GhostPath — Trace the Web's Forgotten Trails

Meet GhostPath — your stealthy digital scout that uncovers hidden trails and forgotten footprints across the web, all without making a single sound. It’s the ultimate passive reconnaissance toolkit designed to reveal what others overlook.

Crafted especially for ethical hackers, bug bounty hunters, and red teams, GhostPath digs deep to expose historical URLs, shadowy subdomains, and elusive digital traces — leveraging only open-source intelligence (OSINT) methods.

Best of all? No API keys, no noisy scans, just pure silent discovery.

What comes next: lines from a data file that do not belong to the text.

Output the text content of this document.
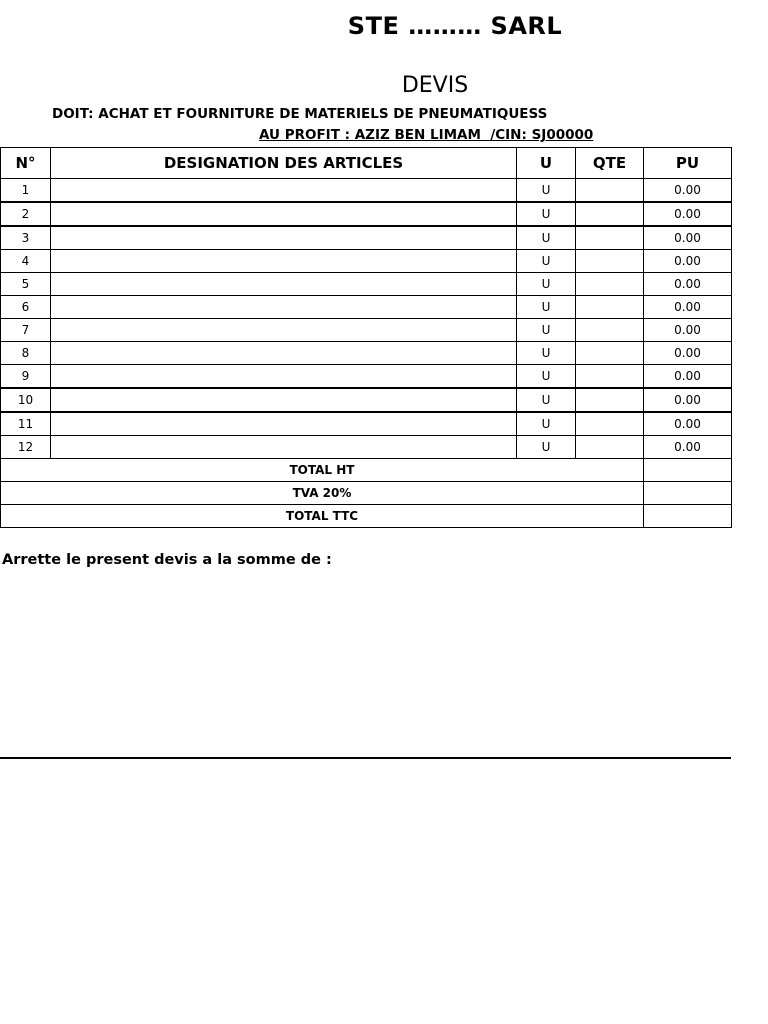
STE ……… SARL
DEVIS
DOIT: ACHAT ET FOURNITURE DE MATERIELS DE PNEUMATIQUESS
AU PROFIT : AZIZ BEN LIMAM  /CIN: SJ00000
N°	DESIGNATION DES ARTICLES	U	QTE	PU
1		U		0.00
2		U		0.00
3		U		0.00
4		U		0.00
5		U		0.00
6		U		0.00
7		U		0.00
8		U		0.00
9		U		0.00
10		U		0.00
11		U		0.00
12		U		0.00
TOTAL HT				
TVA 20%				
TOTAL TTC				
Arrette le present devis a la somme de :
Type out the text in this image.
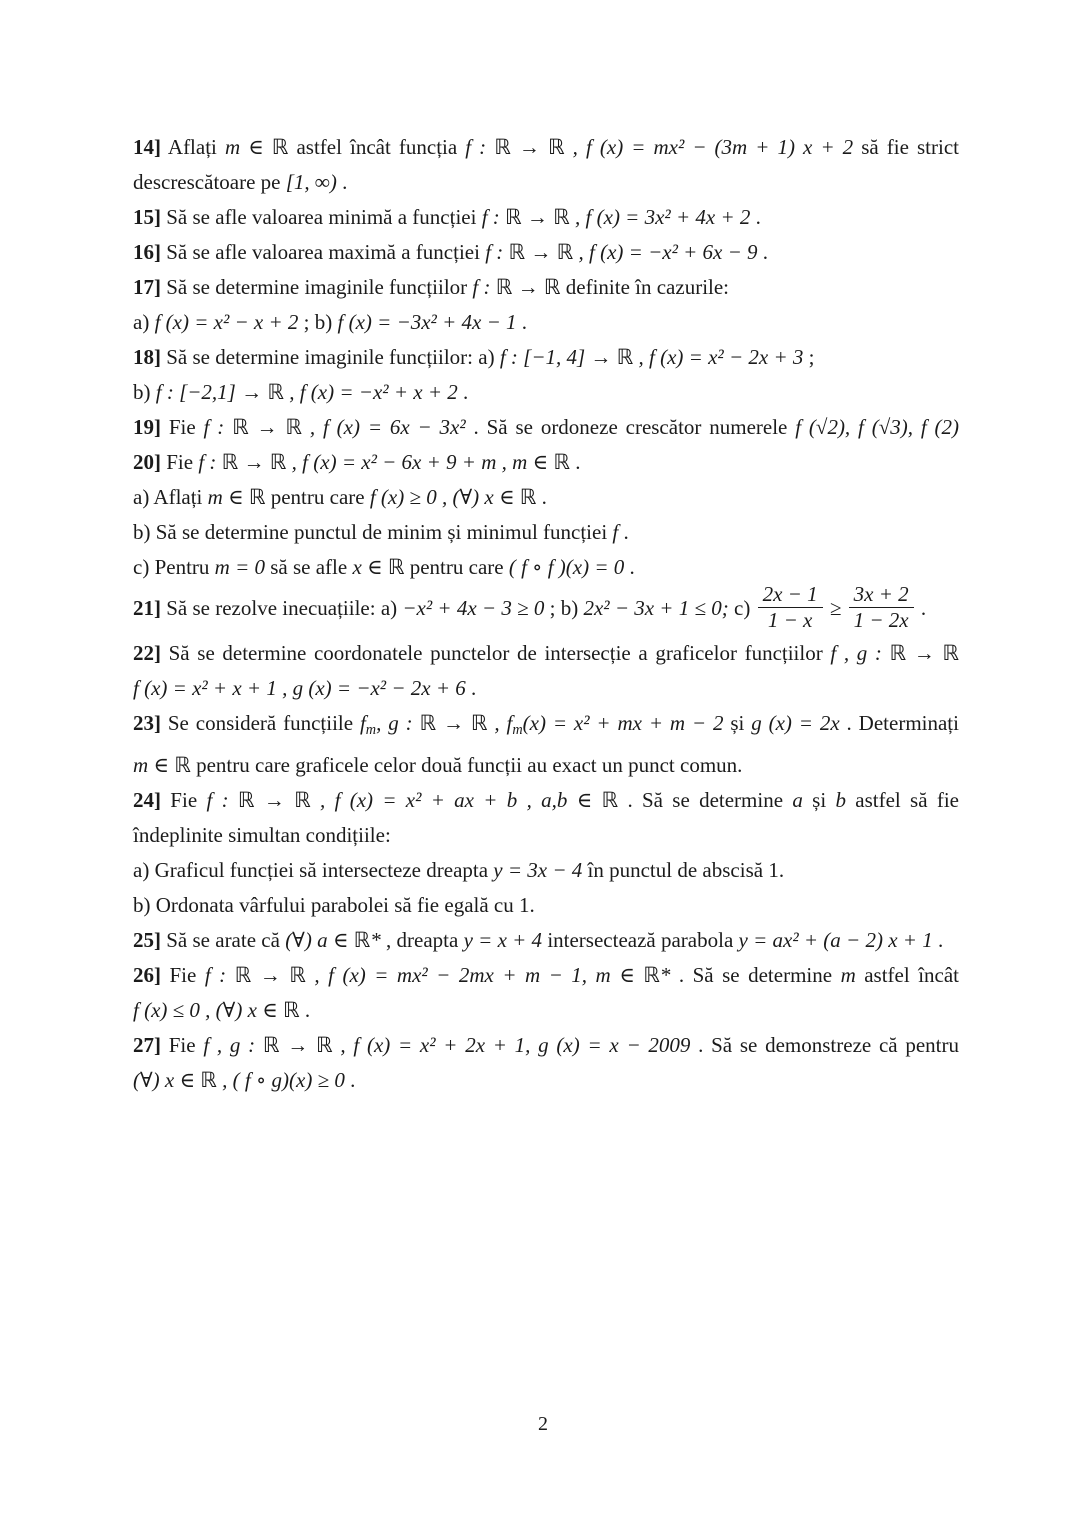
14] Aflați m ∈ ℝ astfel încât funcția f : ℝ → ℝ , f (x) = mx² − (3m + 1) x + 2 să fie strict

descrescătoare pe [1, ∞) .

15] Să se afle valoarea minimă a funcției f : ℝ → ℝ , f (x) = 3x² + 4x + 2 .

16] Să se afle valoarea maximă a funcției f : ℝ → ℝ , f (x) = −x² + 6x − 9 .

17] Să se determine imaginile funcțiilor f : ℝ → ℝ definite în cazurile:

a) f (x) = x² − x + 2 ; b) f (x) = −3x² + 4x − 1 .

18] Să se determine imaginile funcțiilor: a) f : [−1, 4] → ℝ , f (x) = x² − 2x + 3 ;

b) f : [−2,1] → ℝ , f (x) = −x² + x + 2 .

19] Fie f : ℝ → ℝ , f (x) = 6x − 3x² . Să se ordoneze crescător numerele f (√2), f (√3), f (2)

20] Fie f : ℝ → ℝ , f (x) = x² − 6x + 9 + m , m ∈ ℝ .

a) Aflați m ∈ ℝ pentru care f (x) ≥ 0 , (∀) x ∈ ℝ .

b) Să se determine punctul de minim și minimul funcției f .

c) Pentru m = 0 să se afle x ∈ ℝ pentru care ( f ∘ f )(x) = 0 .

21] Să se rezolve inecuațiile: a) −x² + 4x − 3 ≥ 0 ; b) 2x² − 3x + 1 ≤ 0; $c) \frac{2x - 1}{1 - x} \ge \frac{3x + 2}{1 - 2x}$ .

22] Să se determine coordonatele punctelor de intersecție a graficelor funcțiilor f , g : ℝ → ℝ

f (x) = x² + x + 1 , g (x) = −x² − 2x + 6 .

23] Se consideră funcțiile fm, g : ℝ → ℝ , fm(x) = x² + mx + m − 2 și g (x) = 2x . Determinați

m ∈ ℝ pentru care graficele celor două funcții au exact un punct comun.

24] Fie f : ℝ → ℝ , f (x) = x² + ax + b , a,b ∈ ℝ . Să se determine a și b astfel să fie

îndeplinite simultan condițiile:

a) Graficul funcției să intersecteze dreapta y = 3x − 4 în punctul de abscisă 1.

b) Ordonata vârfului parabolei să fie egală cu 1.

25] Să se arate că (∀) a ∈ ℝ* , dreapta y = x + 4 intersectează parabola y = ax² + (a − 2) x + 1 .

26] Fie f : ℝ → ℝ , f (x) = mx² − 2mx + m − 1, m ∈ ℝ* . Să se determine m astfel încât

f (x) ≤ 0 , (∀) x ∈ ℝ .

27] Fie f , g : ℝ → ℝ , f (x) = x² + 2x + 1, g (x) = x − 2009 . Să se demonstreze că pentru

(∀) x ∈ ℝ , ( f ∘ g)(x) ≥ 0 .

2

Fast, lightweight, and modular, GhostPath empowers you to illuminate your target’s hidden web presence with a single command — transforming reconnaissance into an art of subtle mastery.


Capabilities at a Glance

Passive Recon Subdomain Enumeration Historical URL Discovery No API Keys Required Python 3.7+ Supported OS License

Features

“Reconnaissance is the foundation of a secure attack and an effective defense.”
Atharv Yadav

Installation

# Clone the repository
git clone https://github.com/atharvbyadav/GhostPath.git
cd GhostPath

# (Optional) Create and activate a virtual environment
python3 -m venv venv
source venv/bin/activate   # On Windows: venv\Scripts\activate

# Install dependencies
pip install -r requirements.txt

Usage

python main.py --domain example.com

Replace example.com with your target domain.

Options

For full options, run:

python main.py --help

Project Structure

GhostPath/
├── fetchers/          # Modules to fetch data from different passive sources
│   ├── subdomains.py  # Subdomain enumeration logic
│   └── wayback.py     # Historical URL discovery from Wayback Machine
├── utils/             # Utility modules for deduplication, parsing, etc.
│   └── dedup.py       # Deduplication functions
├── main.py            # Main CLI entry point
├── requirements.txt   # Python dependencies
└── README.md          # Project documentation

Contributing

Contributions are welcome! Please open issues or pull requests for bugs, improvements, or new fetchers.

  1. Fork the repo on GitHub
  2. Create a feature branch (git checkout -b feature-name)
  3. Commit your changes (git commit -m 'Add some feature')
  4. Push to your branch (git push origin feature-name)
  5. Open a Pull Request on GitHub

License

This project is licensed under the BSD 3-Clause License — see the LICENSE file for details.